Du 11 mai au 23 juin 2011, la Nef du Grand Palais héberge Monumenta 2011 : comme les années précédentes, une oeuvre monumentale d’un artiste contemporain, créée explicitement pour ce lieu. Cette année, c’est Anish Kapoor, sculpteur de formes idéalisées, qui se prête au jeu et nous offre Leviathan : une oeuvre, voire deux.
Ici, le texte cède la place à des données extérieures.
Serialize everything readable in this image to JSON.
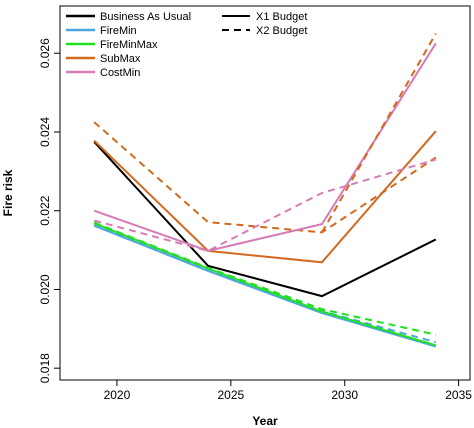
{
  "chart_data": {
    "type": "line",
    "xlabel": "Year",
    "ylabel": "Fire risk",
    "xlim": [
      2017.5,
      2035.5
    ],
    "ylim": [
      0.0177,
      0.0272
    ],
    "x_ticks": [
      2020,
      2025,
      2030,
      2035
    ],
    "y_ticks": [
      0.018,
      0.02,
      0.022,
      0.024,
      0.026
    ],
    "y_tick_labels": [
      "0.018",
      "0.020",
      "0.022",
      "0.024",
      "0.026"
    ],
    "x": [
      2019,
      2024,
      2029,
      2034
    ],
    "legend_position": "top-left",
    "legend_strategies": [
      {
        "label": "Business As Usual",
        "color": "#000000"
      },
      {
        "label": "FireMin",
        "color": "#4da6e0"
      },
      {
        "label": "FireMinMax",
        "color": "#22e022"
      },
      {
        "label": "SubMax",
        "color": "#d2691e"
      },
      {
        "label": "CostMin",
        "color": "#d67bb5"
      }
    ],
    "legend_budgets": [
      {
        "label": "X1 Budget",
        "dash": "solid"
      },
      {
        "label": "X2 Budget",
        "dash": "dashed"
      }
    ],
    "series": [
      {
        "name": "Business As Usual",
        "budget": "X1 Budget",
        "color": "#000000",
        "dash": "solid",
        "values": [
          0.02375,
          0.0206,
          0.01983,
          0.02127
        ]
      },
      {
        "name": "FireMin",
        "budget": "X1 Budget",
        "color": "#4da6e0",
        "dash": "solid",
        "values": [
          0.02162,
          0.02047,
          0.0194,
          0.01855
        ]
      },
      {
        "name": "FireMin",
        "budget": "X2 Budget",
        "color": "#4da6e0",
        "dash": "dashed",
        "values": [
          0.02164,
          0.02049,
          0.01945,
          0.01866
        ]
      },
      {
        "name": "FireMinMax",
        "budget": "X1 Budget",
        "color": "#22e022",
        "dash": "solid",
        "values": [
          0.02168,
          0.02053,
          0.01944,
          0.01858
        ]
      },
      {
        "name": "FireMinMax",
        "budget": "X2 Budget",
        "color": "#22e022",
        "dash": "dashed",
        "values": [
          0.0217,
          0.02055,
          0.0195,
          0.01885
        ]
      },
      {
        "name": "SubMax",
        "budget": "X1 Budget",
        "color": "#d2691e",
        "dash": "solid",
        "values": [
          0.02378,
          0.02098,
          0.02069,
          0.02402
        ]
      },
      {
        "name": "SubMax",
        "budget": "X2 Budget",
        "color": "#d2691e",
        "dash": "dashed",
        "values": [
          0.02425,
          0.02171,
          0.02145,
          0.02335
        ]
      },
      {
        "name": "CostMin",
        "budget": "X1 Budget",
        "color": "#d67bb5",
        "dash": "solid",
        "values": [
          0.022,
          0.02098,
          0.02166,
          0.02625
        ]
      },
      {
        "name": "CostMin",
        "budget": "X2 Budget",
        "color": "#d67bb5",
        "dash": "dashed",
        "values": [
          0.02175,
          0.02098,
          0.02245,
          0.0233
        ]
      },
      {
        "name": "Business As Usual",
        "budget": "X2 Budget",
        "color": "#d2691e",
        "dash": "dashed",
        "values": [
          null,
          null,
          null,
          0.0265
        ]
      }
    ]
  }
}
Dans Leviathan : luminescence rouge, alvéoles

D’abord une Inflatable structure

Invité à produire une oeuvre de l’envergure de la Nef du Grand Palais, Anish Kapoor a produit une forme et une couleur spécifiquement adaptée à l’immensité et au style Art nouveau de la Nef. Fidèle aux intentions qui caractérisent son oeuvre, Kapoor s’oriente vers la canonicité, l’idéalité d’une forme qui se libère de la main de l’artiste. Elle n’est alors plus qu’une expression épurée, une question, des questions ou plutôt des doutes sur la dualité de toute son expérience : animé/inanimé, ouvert/fermé, intérieur/extérieur, plein/vide, lumière/pénombre, peinture/sculpture. Pour aller encore plus loin, on peut avancer que l’objectif est même de se libérer du matériau solide : le sculpteur procède normalement par assemblage, en ajoutant de la matière, ou par taille, en enlevant de la matière. Dans cette Inflatable structure, la forme n’existerait pas sans l’air qu’elle contient, c’est une sculpture d’air sous surpression de 100m de long dans un espace où la pression est normale, sa « peau » n’est épaisse que de 2mm.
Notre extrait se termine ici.